Sans conteste, cet essai en jette! «Il est plus épais que ce que nous espérions au départ du projet, confie la rédactrice en chef Cathy Macherel, parce que nous avons pu récolter assez de publicité.» Pourtant, certains ont préféré attendre d'avoir sous les yeux le premier numéro avant de risquer l'image de leur entreprise dans des pages gays et lesbiennes. C'est que, si les homosexuels sont, selon certaines études, des consommateurs au-dessus de la moyenne, ils effraient encore un peu… 360° devraient contribuer à rassurer. Synonyme d'ennui? «Sûrement pas, s'insurge Cathy Macherel en conclusion de son premier éditorial. S'interroger sur les frontières identitaires ou jouer sur celles des genres, tels sont les angles passionnants et ludiques que 360° a choisi de vous faire partager.»

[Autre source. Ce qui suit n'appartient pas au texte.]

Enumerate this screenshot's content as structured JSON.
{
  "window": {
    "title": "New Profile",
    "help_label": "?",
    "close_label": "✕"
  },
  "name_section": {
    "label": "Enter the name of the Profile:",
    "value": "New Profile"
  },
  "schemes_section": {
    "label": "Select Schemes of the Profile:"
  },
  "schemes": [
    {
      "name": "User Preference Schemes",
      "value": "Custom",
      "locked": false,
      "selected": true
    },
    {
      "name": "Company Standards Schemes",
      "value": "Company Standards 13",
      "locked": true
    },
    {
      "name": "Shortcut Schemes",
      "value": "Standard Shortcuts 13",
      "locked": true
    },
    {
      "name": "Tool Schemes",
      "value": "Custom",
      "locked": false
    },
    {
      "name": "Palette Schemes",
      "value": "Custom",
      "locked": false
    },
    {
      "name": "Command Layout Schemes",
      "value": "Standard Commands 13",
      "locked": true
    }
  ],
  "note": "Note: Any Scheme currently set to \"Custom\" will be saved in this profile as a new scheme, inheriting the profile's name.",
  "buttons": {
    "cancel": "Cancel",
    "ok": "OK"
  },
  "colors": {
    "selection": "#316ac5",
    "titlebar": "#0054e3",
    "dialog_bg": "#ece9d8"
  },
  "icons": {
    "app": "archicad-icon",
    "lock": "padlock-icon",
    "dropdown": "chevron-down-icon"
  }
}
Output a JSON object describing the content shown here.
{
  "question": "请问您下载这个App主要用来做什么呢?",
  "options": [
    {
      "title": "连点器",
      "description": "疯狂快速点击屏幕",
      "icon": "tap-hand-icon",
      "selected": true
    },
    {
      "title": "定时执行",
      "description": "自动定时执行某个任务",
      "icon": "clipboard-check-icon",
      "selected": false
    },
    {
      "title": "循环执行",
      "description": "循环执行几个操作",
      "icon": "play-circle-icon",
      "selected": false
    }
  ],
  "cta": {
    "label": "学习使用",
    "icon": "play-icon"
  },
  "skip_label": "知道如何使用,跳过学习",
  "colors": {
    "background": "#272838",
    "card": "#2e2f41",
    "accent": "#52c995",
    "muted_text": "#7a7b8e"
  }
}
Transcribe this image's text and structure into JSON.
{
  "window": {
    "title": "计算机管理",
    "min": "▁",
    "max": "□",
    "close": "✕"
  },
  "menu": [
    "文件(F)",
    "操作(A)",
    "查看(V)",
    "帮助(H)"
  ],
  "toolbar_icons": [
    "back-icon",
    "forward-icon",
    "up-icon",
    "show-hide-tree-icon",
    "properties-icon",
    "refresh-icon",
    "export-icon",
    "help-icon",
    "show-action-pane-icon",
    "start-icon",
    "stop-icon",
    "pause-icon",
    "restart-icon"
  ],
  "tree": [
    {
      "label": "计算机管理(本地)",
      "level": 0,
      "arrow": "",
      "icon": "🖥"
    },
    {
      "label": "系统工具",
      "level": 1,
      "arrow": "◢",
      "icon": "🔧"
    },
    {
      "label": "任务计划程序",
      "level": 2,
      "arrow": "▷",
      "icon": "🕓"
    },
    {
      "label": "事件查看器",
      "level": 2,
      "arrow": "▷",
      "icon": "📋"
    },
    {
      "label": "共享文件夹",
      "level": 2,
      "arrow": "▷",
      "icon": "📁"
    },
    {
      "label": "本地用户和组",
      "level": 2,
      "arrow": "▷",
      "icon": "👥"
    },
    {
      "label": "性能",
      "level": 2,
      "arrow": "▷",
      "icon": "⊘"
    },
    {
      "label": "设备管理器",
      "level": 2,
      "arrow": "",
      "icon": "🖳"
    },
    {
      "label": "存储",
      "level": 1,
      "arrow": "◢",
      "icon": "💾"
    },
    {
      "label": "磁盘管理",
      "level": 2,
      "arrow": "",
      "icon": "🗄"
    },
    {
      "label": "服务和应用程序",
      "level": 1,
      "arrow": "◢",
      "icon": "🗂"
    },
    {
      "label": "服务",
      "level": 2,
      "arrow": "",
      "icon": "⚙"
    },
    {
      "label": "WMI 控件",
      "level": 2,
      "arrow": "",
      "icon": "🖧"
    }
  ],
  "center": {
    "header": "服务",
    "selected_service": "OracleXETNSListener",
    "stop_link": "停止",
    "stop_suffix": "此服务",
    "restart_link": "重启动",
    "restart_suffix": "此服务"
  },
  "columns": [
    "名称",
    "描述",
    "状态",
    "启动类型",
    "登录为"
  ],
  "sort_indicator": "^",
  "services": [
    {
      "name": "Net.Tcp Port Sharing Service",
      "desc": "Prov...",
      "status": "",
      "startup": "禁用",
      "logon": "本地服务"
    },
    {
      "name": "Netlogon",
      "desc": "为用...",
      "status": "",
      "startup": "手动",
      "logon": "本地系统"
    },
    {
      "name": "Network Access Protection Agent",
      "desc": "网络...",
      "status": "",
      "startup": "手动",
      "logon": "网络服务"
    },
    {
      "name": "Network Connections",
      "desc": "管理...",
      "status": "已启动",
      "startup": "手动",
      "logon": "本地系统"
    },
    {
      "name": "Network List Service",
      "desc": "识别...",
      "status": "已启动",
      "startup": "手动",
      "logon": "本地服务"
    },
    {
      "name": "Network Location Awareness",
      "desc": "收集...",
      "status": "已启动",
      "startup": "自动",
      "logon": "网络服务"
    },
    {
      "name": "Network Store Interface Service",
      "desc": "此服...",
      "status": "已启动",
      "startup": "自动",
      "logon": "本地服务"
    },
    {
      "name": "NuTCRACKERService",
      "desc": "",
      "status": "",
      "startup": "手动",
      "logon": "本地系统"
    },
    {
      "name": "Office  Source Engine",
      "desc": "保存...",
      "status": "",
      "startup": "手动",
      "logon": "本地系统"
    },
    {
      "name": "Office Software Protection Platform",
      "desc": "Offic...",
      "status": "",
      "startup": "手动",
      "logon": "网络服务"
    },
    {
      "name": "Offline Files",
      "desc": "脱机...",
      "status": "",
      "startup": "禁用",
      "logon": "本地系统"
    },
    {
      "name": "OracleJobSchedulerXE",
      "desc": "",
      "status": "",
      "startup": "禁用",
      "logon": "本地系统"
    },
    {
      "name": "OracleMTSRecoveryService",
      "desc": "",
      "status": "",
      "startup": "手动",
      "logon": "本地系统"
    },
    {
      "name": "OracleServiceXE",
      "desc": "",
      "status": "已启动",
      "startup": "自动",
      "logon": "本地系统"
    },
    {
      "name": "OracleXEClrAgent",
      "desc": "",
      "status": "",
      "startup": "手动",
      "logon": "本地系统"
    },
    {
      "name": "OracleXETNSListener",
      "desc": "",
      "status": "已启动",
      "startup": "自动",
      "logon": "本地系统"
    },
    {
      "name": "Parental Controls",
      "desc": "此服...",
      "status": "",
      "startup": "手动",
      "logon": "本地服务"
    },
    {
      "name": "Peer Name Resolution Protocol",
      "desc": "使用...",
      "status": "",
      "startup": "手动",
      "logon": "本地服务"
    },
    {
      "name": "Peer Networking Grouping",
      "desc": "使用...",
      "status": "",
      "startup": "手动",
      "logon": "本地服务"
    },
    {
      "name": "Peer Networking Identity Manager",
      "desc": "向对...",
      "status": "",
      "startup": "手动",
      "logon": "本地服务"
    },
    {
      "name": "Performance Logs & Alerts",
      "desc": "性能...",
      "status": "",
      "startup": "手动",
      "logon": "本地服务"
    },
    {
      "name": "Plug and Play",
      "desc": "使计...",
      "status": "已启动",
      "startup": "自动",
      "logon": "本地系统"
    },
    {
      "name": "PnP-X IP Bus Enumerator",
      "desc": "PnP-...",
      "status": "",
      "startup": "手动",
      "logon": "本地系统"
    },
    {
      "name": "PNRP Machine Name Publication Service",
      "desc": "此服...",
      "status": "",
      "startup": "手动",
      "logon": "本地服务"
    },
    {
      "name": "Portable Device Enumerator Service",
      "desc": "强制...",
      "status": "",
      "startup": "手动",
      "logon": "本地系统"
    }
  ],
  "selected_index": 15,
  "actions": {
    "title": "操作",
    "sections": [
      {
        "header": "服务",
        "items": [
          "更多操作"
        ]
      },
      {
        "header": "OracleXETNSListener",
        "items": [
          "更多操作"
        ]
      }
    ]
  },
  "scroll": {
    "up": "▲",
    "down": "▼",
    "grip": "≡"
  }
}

Cette envie, cela faisait déjà quelque temps que la journaliste la mûrissait, parce qu'il n'existait rien de ce genre en Suisse romande, même si l'on trouve, dans quelques rares kiosques, le magazine français Têtu, et quelques anglo-saxons. Elle a fait partie de ceux qui ont organisé la Gay Pride genevoise l'an dernier. «On a eu envie de continuer à travailler ensemble.» Cette équipe de base a fourni beaucoup de travail bénévole. Elle s'est adjoint la collaboration de différentes plumes de la presse romande et de nombreux photographes. Avant même la publicité, ce sont quelques fêtes organisées par 360° Fever, structure sœur du magazine, qui ont fourni les fonds de lancement de ce premier numéro, imprimé à 7000 exemplaires à Milan. Mais la publication entend bien devenir autonome. Pour l'instant, elle donne rendez-vous à ses lecteurs tous les deux mois. Plus si affinités…
360°, n° 1, juillet-août-septembre, 6 fr. Un site Web (www.360.ch) est ouvert depuis hier, avec des extraits du magazine et une présentation des différentes branches de l'association 360° (fêtes, projet d'un bistrot pour la rentrée).